Abstract: Data scientists are drowning in mundane tasks, and that partly includes the feature engineering process too. Yes, you read it right, and you know it’s true: not all feature engineering work is fun. Many of its steps are applicable for several different machine learning problems and use cases. So why are we still repeating ourselves each time ?
It is time to have a more systematic approach to feature engineering. Long gone the period where it is considered as a black art, a secret that every data scientist must keep for himself. Now we need a tool that allows data scientists as well as data analysts in an organisation to leverage and share their knowledge, their experience on a problem or a dataset. We need a tool that frees data scientists from the mundane little details of feature engineering and focus on the big picture, on the big question: what kind of information can solve my business problem ?
In this talk, we will explain our approach to build our “human-powered” automatic feature engineering tool. It leverages the user’s knowledge about the data to generate expressive features.
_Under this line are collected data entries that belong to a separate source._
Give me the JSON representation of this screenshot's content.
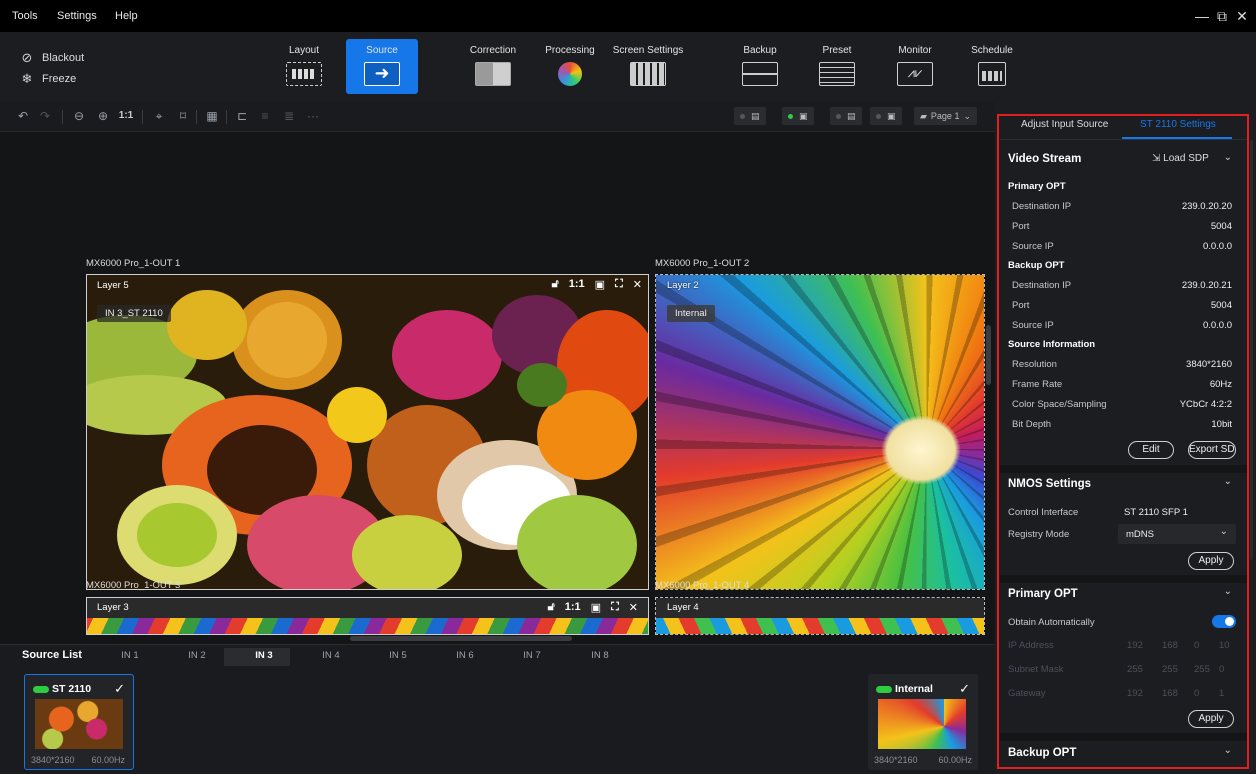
{
  "menubar": {
    "items": [
      "Tools",
      "Settings",
      "Help"
    ]
  },
  "window_controls": {
    "minimize": "—",
    "maximize": "⧉",
    "close": "✕"
  },
  "toolbar": {
    "blackout": "Blackout",
    "freeze": "Freeze",
    "buttons": [
      "Layout",
      "Source",
      "Correction",
      "Processing",
      "Screen Settings",
      "Backup",
      "Preset",
      "Monitor",
      "Schedule"
    ]
  },
  "canvasbar": {
    "zoom_ratio": "1:1",
    "more": "···",
    "page": "Page 1"
  },
  "canvas": {
    "outputs": [
      "MX6000 Pro_1-OUT 1",
      "MX6000 Pro_1-OUT 2",
      "MX6000 Pro_1-OUT 3",
      "MX6000 Pro_1-OUT 4"
    ],
    "layers": [
      {
        "name": "Layer 5",
        "tag": "IN 3_ST 2110",
        "ratio": "1:1"
      },
      {
        "name": "Layer 2",
        "tag": "Internal"
      },
      {
        "name": "Layer 3",
        "ratio": "1:1"
      },
      {
        "name": "Layer 4"
      }
    ]
  },
  "source_list": {
    "title": "Source List",
    "tabs": [
      "IN 1",
      "IN 2",
      "IN 3",
      "IN 4",
      "IN 5",
      "IN 6",
      "IN 7",
      "IN 8"
    ],
    "active_tab": "IN 3",
    "cards": [
      {
        "name": "ST 2110",
        "resolution": "3840*2160",
        "rate": "60.00Hz",
        "selected": true
      },
      {
        "name": "Internal",
        "resolution": "3840*2160",
        "rate": "60.00Hz",
        "selected": false
      }
    ]
  },
  "panel": {
    "tabs": [
      "Adjust Input Source",
      "ST 2110 Settings"
    ],
    "active_tab": "ST 2110 Settings",
    "video_stream": {
      "title": "Video Stream",
      "load_sdp": "Load SDP",
      "primary_title": "Primary OPT",
      "primary": [
        {
          "k": "Destination IP",
          "v": "239.0.20.20"
        },
        {
          "k": "Port",
          "v": "5004"
        },
        {
          "k": "Source IP",
          "v": "0.0.0.0"
        }
      ],
      "backup_title": "Backup OPT",
      "backup": [
        {
          "k": "Destination IP",
          "v": "239.0.20.21"
        },
        {
          "k": "Port",
          "v": "5004"
        },
        {
          "k": "Source IP",
          "v": "0.0.0.0"
        }
      ],
      "info_title": "Source Information",
      "info": [
        {
          "k": "Resolution",
          "v": "3840*2160"
        },
        {
          "k": "Frame Rate",
          "v": "60Hz"
        },
        {
          "k": "Color Space/Sampling",
          "v": "YCbCr 4:2:2"
        },
        {
          "k": "Bit Depth",
          "v": "10bit"
        }
      ],
      "edit": "Edit",
      "export": "Export SDP"
    },
    "nmos": {
      "title": "NMOS Settings",
      "control_label": "Control Interface",
      "control_value": "ST 2110 SFP 1",
      "registry_label": "Registry Mode",
      "registry_value": "mDNS",
      "apply": "Apply"
    },
    "primary_opt": {
      "title": "Primary OPT",
      "obtain": "Obtain Automatically",
      "toggle_on": true,
      "ip_label": "IP Address",
      "ip": [
        "192",
        "168",
        "0",
        "10"
      ],
      "mask_label": "Subnet Mask",
      "mask": [
        "255",
        "255",
        "255",
        "0"
      ],
      "gw_label": "Gateway",
      "gw": [
        "192",
        "168",
        "0",
        "1"
      ],
      "apply": "Apply"
    },
    "backup_opt": {
      "title": "Backup OPT"
    }
  },
  "colors": {
    "accent": "#1677e8",
    "highlight_border": "#e02020",
    "status_green": "#2ecc40"
  }
}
The goal is to have a versatile, modular and interpretable pipeline that helps data scientists accelerating the trial-and-error process.
We will go through some popular problems in the e-commerce like churn prediction, fraud detection and demonstrate the effectiveness as well the flexibility of our method.
In an era where the automatic machine learning approach like deep learning is gaining momentum, we believe that feature engineering still has its place, but the whole process needs to be improved. And this package might be the answer.
Bio: Jorie Koster-Hale is a broadly-trained data scientist at Dataiku with expertise in healthcare data, neuroscience, and machine learning. She is an award-winning researcher and instructor. Prior to joining Dataiku, she completed her Ph.D. in Cognitive Neuroscience at Massachusetts Institute of Technology and worked as a Postdoctoral Fellow at Harvard.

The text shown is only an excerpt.